Давно ли у нас еще травили девушку за отрезанную косу? Поэтому для современной русской девушки менее чем для девушки начала этого столетия будут понятны слова, вырвавшиеся из-под пера Дуровой в тот момент, когда она уланским кивером прикрыла свою погибшую девическую косу, а рейтузами – свое историческое рабство. Вот эти слова, записанные ею в своем дневнике, слова, обращенные к тогдашней русской девушке:

«Свобода, драгоценный дар неба, сделалась наконец уделом моим навсегда! Я ею дышу, наслаждаюсь, ее чувствую в душе, в сердце! Ею проникнуто мое существование, ею оживлено оно! Вам, молодые мои сверстницы, вам одним понятно мое восклицание! Одни только вы можете знать цену моего счастья! Вы, которых всякий шаг на счету, которым нельзя пройти двух сажен без надзора и охранения, которые от колыбели и до могилы в вечной зависимости и под вечною защитою Бог знает от кого и от чего! (конечно от мужчин).

Вы, повторяю, одни только вы можете понять, каким радостным ощущением полно сердце мое при виде обширных лесов, необозримых полей, гор, долин, ручьев и при мысли, что по воем этим местам я могу ходить, не давая никому отчета и не опасаясь ни от кого запрещения.

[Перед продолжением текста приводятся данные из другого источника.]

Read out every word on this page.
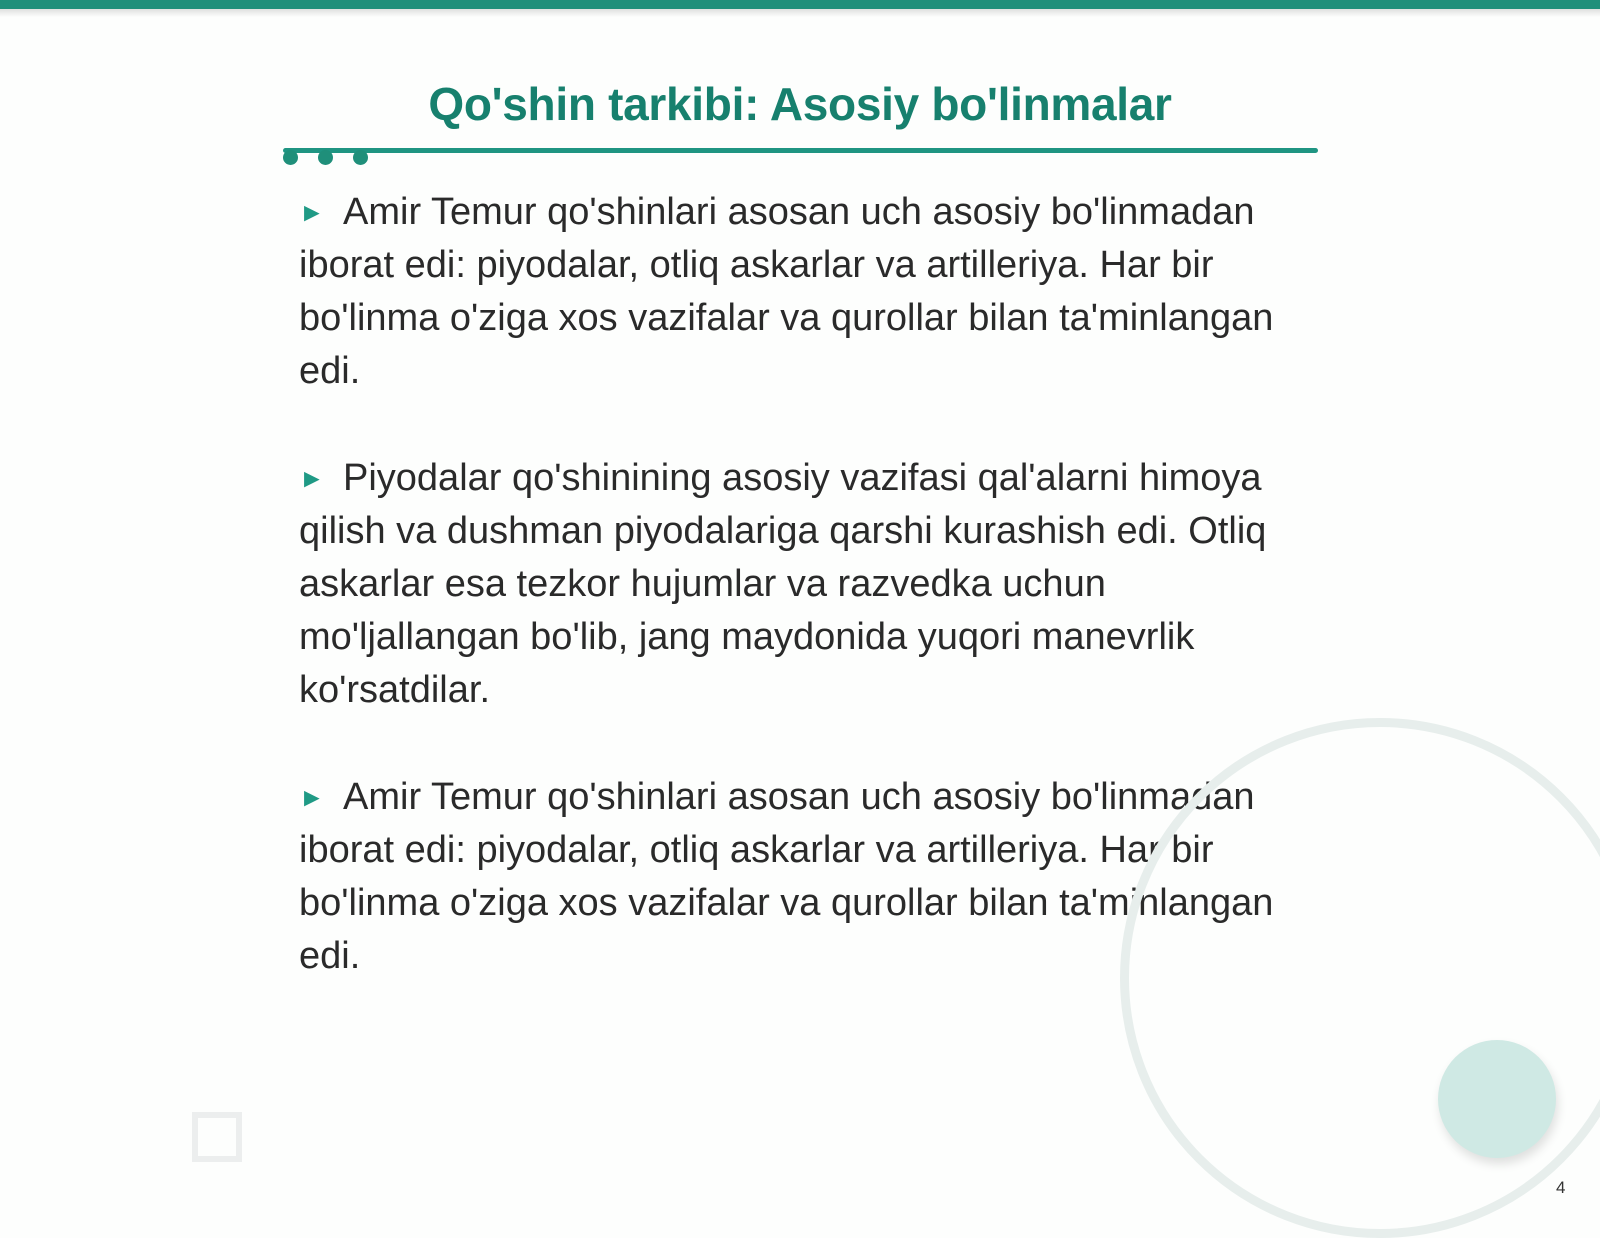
Qo'shin tarkibi: Asosiy bo'linmalar

► Amir Temur qo'shinlari asosan uch asosiy bo'linmadan iborat edi: piyodalar, otliq askarlar va artilleriya. Har bir bo'linma o'ziga xos vazifalar va qurollar bilan ta'minlangan edi.

► Piyodalar qo'shinining asosiy vazifasi qal'alarni himoya qilish va dushman piyodalariga qarshi kurashish edi. Otliq askarlar esa tezkor hujumlar va razvedka uchun mo'ljallangan bo'lib, jang maydonida yuqori manevrlik ko'rsatdilar.

► Amir Temur qo'shinlari asosan uch asosiy bo'linmadan iborat edi: piyodalar, otliq askarlar va artilleriya. Har bir bo'linma o'ziga xos vazifalar va qurollar bilan ta'minlangan edi.

4
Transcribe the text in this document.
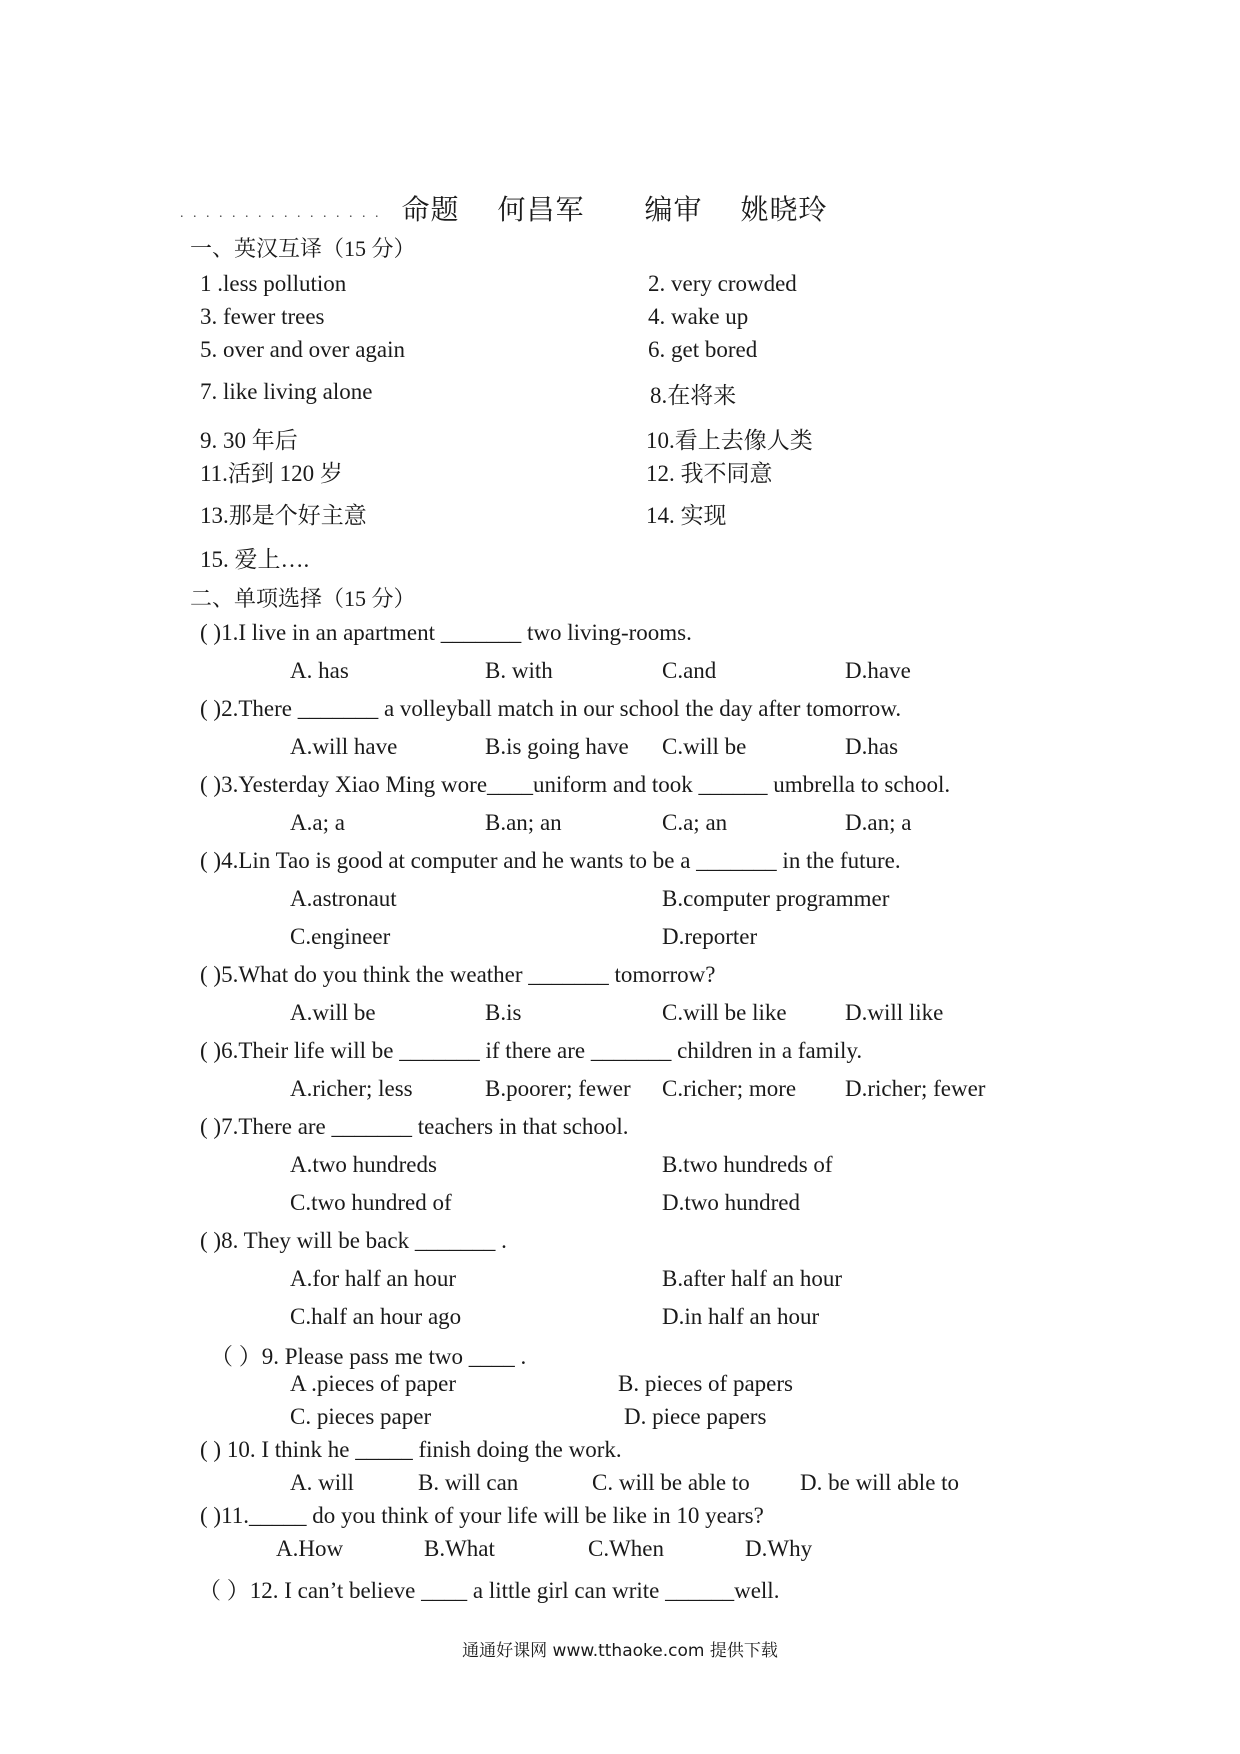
. . . . . . . . . . . . . . . . 命题 何昌军 编审 姚晓玲
一、英汉互译（15 分）
1 .less pollution	2. very crowded
3. fewer trees	4. wake up
5. over and over again	6. get bored
7. like living alone	8.在将来
9. 30 年后	10.看上去像人类
11.活到 120 岁	12. 我不同意
13.那是个好主意	14. 实现
15. 爱上….
二、单项选择（15 分）
( )1.I live in an apartment _______ two living-rooms.
A. has	B. with	C.and	D.have
( )2.There _______ a volleyball match in our school the day after tomorrow.
A.will have	B.is going have C.will be	D.has
( )3.Yesterday Xiao Ming wore____uniform and took ______ umbrella to school.
A.a; a	B.an; an	C.a; an	D.an; a
( )4.Lin Tao is good at computer and he wants to be a _______ in the future.
A.astronaut	B.computer programmer
C.engineer	D.reporter
( )5.What do you think the weather _______ tomorrow?
A.will be	B.is	C.will be like	D.will like
( )6.Their life will be _______ if there are _______ children in a family.
A.richer; less	B.poorer; fewer C.richer; more D.richer; fewer
( )7.There are _______ teachers in that school.
A.two hundreds	B.two hundreds of
C.two hundred of	D.two hundred
( )8. They will be back _______ .
A.for half an hour	B.after half an hour
C.half an hour ago	D.in half an hour
（ ）9. Please pass me two ____ .
A .pieces of paper	B. pieces of papers
C. pieces paper	D. piece papers
( ) 10. I think he _____ finish doing the work.
A. will	B. will can	C. will be able to D. be will able to
( )11._____ do you think of your life will be like in 10 years?
A.How	B.What	C.When	D.Why
（ ）12. I can’t believe ____ a little girl can write ______well.
通通好课网 www.tthaoke.com 提供下载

Я прыгаю от радости, воображая, что во всю жизнь мою не услышу более слова: «Ты, девка, сиди. Тебе неприлично ходить одной прогуливаться». Увы! Сколько прекрасных, ясных дней началось и кончилось, на которые я могла только смотреть заплаканными глазами сквозь окно, у которого матушка приказывала мне плесть кружева…»

Дневник этот, сначала напечатанный Пушкиным в «Современнике» 1836 года, а потом изданный самою Дуровою в 1839 году, стал уже библиографической редкостью.

Так вот из-за чего билась эта необыкновенная Надя. Но что она вынесла потом, пока не сделалась тем, чем она стала через год! Заглянем опять в ее дневник. Ее приняли в уланы, обмундировали на казенный счет. Но пусть она говорит сама:

«Мне дали мундир, саблю, пику, так тяжелую, что мне кажется она бревном; дали шерстяные эполеты, каску с султаном, белую перевязь с подсумком, наполненным патронами; все это очень чисто, очень красиво и очень тяжело… Надеюсь, однако же, привыкнуть; но вот к чему нельзя уже никогда привыкнуть – так это к тиранским казенным сапогам: они как железные! До сего времени я носила обувь мягкую и ловко сшитую; нога моя была свободна и легка, а теперь! ах, Боже! я точно прикована к земле тяжестью моих ног и огромных брячащих шпор!

С того дня, как я надела казенные сапоги, не могу уже более по-прежнему прогуливаться и, будучи всякий день смертельно голодна, провожу все голодное время на грядах с заступом, выкапывая оставшийся картофель. Поработав прилежно часа четыре сряду, успеваю нарыть столько, чтоб наполнить им мою фуражку; тогда несу в торжестве мою добычу к хозяйке (полк стоит, в ожидании Наполеона, в Литве, на квартирах), чтобы она сварила ее.

Суровая эта женщина всегда с ворчаньем вырвет у меня из рук фуражку, нагруженную картофелем, с ворчанием высыпает в горшок, и когда поспеет, то, выложив в деревянную миску, так толкнет ее ко мне по столу, что всегда несколько их раскатится по полу. Что за злая баба! а кажется, ей нечего жалеть картофелю: он весь уже снят и где-то у них запрятан; плод же неусыпных трудов моих не что иное, как оставшийся очень глубоко в земле или как-нибудь укрывшийся от внимания работавших».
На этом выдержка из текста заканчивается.